La rondelle volée

un récit de Daniel Ducharme


1

Elle a commencé par m’emprunter cinq dollars pour continuer à jouer. J’étais assis à côté d’elle, les yeux rivés sur l’appareil de loterie vidéo. Sans réfléchir, je sortis un billet de cinq de mon portefeuille et le lui tendis d’un geste nonchalant.

- Tenez, lui dis-je.

Je repris mon jeu sans prêter plus attention à la jeune fille qui se remit elle aussi à jouer. C’est alors que j’aperçus un type qui vint se placer devant d’elle, légèrement en plongée sur son écran de jeu. Tout de suite, je vis qu’il avait une salle gueule : crâne rasé comme un mercenaire, peau ravagée par l’acné mal soignée, yeux bleus délavés. Bleus sales aurais-je envie d’ajouter, bien que «glauque» soit le qualificatif approprié, je pense. Vous savez, ce genre de bleu qui rappelle davantage l’eau boueuse des bords du fleuve que celui du ciel. Une jeunesse passée dans les rues de Pointe-aux-Trembles m’a appris à repérer rapidement les individus avec lesquels il valait mieux ne pas frayer, et ce type aux yeux glauques en faisait partie. Il était vraisemblablement l’ami de la fille à mes côtés car elle lui dit, d’une voix suffisamment forte pour que je puisse l’entendre: «Va me chercher cent dollars à la maison, veux-tu? Je veux continuer à jouer.»
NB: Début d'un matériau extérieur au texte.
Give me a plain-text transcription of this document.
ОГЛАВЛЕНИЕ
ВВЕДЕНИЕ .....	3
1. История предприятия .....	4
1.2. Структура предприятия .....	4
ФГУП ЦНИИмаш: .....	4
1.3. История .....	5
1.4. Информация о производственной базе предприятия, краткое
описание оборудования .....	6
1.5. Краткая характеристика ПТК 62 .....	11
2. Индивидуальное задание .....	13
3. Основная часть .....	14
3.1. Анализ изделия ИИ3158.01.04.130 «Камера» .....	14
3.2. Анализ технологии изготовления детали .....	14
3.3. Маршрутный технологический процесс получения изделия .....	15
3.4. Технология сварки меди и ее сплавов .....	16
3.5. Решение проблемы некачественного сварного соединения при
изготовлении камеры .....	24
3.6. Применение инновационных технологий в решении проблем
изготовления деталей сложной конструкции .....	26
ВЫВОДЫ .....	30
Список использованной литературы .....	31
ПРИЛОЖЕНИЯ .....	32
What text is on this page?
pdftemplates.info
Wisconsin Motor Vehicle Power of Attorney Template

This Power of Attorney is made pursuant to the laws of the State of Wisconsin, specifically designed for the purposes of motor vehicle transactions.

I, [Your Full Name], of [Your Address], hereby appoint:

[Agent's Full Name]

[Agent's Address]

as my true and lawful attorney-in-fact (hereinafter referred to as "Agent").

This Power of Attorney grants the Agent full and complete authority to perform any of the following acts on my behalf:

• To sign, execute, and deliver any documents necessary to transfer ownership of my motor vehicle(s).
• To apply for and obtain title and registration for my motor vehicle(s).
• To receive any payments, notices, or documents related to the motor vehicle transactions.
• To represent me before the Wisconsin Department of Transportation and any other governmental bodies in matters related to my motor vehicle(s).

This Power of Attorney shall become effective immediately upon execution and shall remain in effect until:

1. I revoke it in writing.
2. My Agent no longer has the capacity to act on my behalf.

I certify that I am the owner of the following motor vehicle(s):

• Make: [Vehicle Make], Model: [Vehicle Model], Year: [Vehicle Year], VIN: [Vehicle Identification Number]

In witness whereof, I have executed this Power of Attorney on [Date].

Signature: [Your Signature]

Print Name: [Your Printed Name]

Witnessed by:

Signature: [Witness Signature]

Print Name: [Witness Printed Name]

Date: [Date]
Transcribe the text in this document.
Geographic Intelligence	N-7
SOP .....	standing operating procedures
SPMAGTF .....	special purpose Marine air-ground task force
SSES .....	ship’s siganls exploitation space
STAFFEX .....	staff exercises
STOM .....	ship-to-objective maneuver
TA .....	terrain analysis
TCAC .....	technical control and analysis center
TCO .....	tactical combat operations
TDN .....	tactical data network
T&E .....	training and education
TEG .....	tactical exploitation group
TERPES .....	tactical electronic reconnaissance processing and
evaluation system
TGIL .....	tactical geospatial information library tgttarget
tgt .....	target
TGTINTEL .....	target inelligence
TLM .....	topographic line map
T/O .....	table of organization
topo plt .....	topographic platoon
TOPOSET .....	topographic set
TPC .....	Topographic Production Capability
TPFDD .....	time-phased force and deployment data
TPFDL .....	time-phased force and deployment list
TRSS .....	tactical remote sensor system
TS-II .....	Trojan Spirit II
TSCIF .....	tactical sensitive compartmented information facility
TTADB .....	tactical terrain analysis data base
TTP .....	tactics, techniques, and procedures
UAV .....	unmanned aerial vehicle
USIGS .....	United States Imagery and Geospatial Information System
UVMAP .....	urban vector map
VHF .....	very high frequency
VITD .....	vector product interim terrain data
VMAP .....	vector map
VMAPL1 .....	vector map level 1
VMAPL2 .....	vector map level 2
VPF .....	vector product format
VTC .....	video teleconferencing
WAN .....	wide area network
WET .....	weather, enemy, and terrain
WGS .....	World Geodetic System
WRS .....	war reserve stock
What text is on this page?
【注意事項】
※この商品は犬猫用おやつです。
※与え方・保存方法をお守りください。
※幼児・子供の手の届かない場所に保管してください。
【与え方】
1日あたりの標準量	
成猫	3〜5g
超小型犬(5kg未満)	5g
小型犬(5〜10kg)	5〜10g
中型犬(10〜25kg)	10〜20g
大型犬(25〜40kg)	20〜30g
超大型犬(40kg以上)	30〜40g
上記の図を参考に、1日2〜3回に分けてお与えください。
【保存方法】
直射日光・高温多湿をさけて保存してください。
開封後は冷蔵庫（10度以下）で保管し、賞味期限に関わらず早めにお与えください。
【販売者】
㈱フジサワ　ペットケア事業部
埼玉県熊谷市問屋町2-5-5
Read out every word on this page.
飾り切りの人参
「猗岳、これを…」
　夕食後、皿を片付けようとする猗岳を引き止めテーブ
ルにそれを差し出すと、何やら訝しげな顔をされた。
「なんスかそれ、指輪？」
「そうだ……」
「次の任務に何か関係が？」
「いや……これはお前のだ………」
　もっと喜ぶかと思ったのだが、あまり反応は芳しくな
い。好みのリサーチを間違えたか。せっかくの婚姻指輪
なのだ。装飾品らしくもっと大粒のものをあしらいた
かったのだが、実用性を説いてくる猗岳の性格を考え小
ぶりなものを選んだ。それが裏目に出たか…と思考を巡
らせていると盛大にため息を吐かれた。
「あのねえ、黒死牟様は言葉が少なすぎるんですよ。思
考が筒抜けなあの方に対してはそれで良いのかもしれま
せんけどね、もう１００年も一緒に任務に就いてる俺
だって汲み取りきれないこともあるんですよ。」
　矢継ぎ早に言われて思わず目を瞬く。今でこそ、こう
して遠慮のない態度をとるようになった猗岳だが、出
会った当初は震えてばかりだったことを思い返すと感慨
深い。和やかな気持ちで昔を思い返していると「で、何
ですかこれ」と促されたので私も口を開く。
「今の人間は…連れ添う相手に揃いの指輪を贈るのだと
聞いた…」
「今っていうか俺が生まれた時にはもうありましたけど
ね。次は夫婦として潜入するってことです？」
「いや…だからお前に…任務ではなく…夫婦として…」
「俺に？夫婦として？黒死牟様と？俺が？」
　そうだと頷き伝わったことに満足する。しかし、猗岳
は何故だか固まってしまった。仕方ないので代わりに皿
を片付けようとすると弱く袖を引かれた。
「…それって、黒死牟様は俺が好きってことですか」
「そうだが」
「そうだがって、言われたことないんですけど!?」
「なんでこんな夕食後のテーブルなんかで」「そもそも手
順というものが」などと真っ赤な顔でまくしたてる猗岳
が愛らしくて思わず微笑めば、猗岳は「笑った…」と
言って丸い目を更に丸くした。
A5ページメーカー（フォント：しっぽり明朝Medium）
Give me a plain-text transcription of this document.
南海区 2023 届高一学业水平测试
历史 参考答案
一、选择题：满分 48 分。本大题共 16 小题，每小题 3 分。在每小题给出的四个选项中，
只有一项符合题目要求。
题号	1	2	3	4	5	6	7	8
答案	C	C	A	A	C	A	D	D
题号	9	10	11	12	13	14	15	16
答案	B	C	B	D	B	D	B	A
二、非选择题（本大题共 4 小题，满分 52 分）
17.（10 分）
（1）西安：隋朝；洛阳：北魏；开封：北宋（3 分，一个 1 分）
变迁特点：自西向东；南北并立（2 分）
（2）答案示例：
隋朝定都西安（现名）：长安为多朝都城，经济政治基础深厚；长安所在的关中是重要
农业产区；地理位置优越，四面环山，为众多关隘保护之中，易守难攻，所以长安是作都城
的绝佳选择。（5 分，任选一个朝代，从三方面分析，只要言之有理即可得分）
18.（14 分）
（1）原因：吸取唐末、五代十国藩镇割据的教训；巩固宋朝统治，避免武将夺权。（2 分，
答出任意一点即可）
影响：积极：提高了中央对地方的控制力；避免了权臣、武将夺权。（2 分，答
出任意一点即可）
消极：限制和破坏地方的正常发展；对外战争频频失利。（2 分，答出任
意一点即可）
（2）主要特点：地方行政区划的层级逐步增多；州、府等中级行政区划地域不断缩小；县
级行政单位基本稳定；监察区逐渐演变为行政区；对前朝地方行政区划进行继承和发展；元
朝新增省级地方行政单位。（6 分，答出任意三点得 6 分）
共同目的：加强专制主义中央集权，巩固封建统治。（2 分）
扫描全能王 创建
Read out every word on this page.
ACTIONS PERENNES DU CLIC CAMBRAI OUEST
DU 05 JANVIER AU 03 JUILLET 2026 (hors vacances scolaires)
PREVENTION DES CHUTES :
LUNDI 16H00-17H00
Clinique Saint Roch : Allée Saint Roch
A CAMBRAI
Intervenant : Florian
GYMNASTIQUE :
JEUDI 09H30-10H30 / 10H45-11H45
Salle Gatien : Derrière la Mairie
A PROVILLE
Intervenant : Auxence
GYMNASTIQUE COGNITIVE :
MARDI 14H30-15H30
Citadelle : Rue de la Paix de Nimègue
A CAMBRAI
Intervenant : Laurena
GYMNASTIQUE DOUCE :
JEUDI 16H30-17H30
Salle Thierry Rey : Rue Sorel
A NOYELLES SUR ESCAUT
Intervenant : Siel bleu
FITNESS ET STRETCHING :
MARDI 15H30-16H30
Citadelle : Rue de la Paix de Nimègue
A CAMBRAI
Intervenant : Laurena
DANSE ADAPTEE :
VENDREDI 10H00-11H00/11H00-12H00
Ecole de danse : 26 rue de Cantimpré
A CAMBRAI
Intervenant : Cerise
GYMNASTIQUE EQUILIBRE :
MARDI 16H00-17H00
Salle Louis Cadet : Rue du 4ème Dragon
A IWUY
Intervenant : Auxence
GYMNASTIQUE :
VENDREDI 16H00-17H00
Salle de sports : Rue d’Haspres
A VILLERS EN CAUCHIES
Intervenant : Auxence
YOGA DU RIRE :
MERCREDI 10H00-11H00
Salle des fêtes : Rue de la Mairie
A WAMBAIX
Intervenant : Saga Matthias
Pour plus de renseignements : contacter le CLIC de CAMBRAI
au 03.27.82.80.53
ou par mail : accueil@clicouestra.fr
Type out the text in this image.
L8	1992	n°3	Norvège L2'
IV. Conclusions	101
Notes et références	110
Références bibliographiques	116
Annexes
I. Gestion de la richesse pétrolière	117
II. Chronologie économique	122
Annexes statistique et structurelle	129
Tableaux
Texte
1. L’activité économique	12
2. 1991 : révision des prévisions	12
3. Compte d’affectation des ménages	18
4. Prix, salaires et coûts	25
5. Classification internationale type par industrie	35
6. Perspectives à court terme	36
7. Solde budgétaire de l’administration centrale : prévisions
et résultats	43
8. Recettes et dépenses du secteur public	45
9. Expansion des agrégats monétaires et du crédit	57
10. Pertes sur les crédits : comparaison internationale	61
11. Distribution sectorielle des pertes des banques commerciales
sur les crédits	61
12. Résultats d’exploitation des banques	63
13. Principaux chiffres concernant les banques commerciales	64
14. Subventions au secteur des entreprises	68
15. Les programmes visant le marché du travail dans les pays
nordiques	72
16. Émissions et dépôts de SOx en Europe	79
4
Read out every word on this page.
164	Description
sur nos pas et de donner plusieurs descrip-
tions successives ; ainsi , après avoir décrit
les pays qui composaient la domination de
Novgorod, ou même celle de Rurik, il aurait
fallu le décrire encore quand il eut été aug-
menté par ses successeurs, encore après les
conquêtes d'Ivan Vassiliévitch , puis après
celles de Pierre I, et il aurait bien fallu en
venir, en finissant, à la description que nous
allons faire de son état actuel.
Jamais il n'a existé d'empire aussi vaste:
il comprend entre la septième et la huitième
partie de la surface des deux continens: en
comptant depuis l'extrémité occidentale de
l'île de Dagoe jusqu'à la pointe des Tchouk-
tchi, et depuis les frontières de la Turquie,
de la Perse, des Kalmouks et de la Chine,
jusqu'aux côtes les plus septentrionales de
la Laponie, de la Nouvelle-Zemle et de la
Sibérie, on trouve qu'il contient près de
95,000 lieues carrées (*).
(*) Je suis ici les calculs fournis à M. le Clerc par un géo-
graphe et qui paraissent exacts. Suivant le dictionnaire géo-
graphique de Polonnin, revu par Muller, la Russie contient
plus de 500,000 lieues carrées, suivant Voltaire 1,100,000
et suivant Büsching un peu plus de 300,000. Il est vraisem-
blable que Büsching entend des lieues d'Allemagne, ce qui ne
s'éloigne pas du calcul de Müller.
Le type à la salle gueule s’exécuta et quitta promptement les lieux. Alors la fille se tourna vers moi et me demanda: «Peux-tu me filer un vingt? Il revient tout de suite.»

Alors là, je ne sais pas ce qui m’a pris mais, contre toute logique, je lui tendis un billet de vingt dollars, l’informant que je ne resterais pas longtemps, ne faisant qu’une course dans le quartier. Elle me dit que son copain reviendrait d’ici cinq minutes, sans problème. Cependant, en lui tendant le billet, je savais pertinemment que je me faisais avoir, que je ne reverrais jamais la couleur de mon argent. Alors pourquoi le lui avais-je donné? Probablement parce que je ne sais pas dire «non», que je ne l’ai jamais su, que je ne le saurai sans doute jamais et que, en fin de compte, cela constituait le problème majeur de mon existence. Et sans doute aussi parce que, au fond, je me foutais pas mal de ce billet de vingt, conscient que je me faisais volé tout rond comme le nigaud que j’étais, à moins que la jeune fille ne gagnât, auquel cas elle ne manquerait pas de me rembourser, du moins en étais-je convaincu.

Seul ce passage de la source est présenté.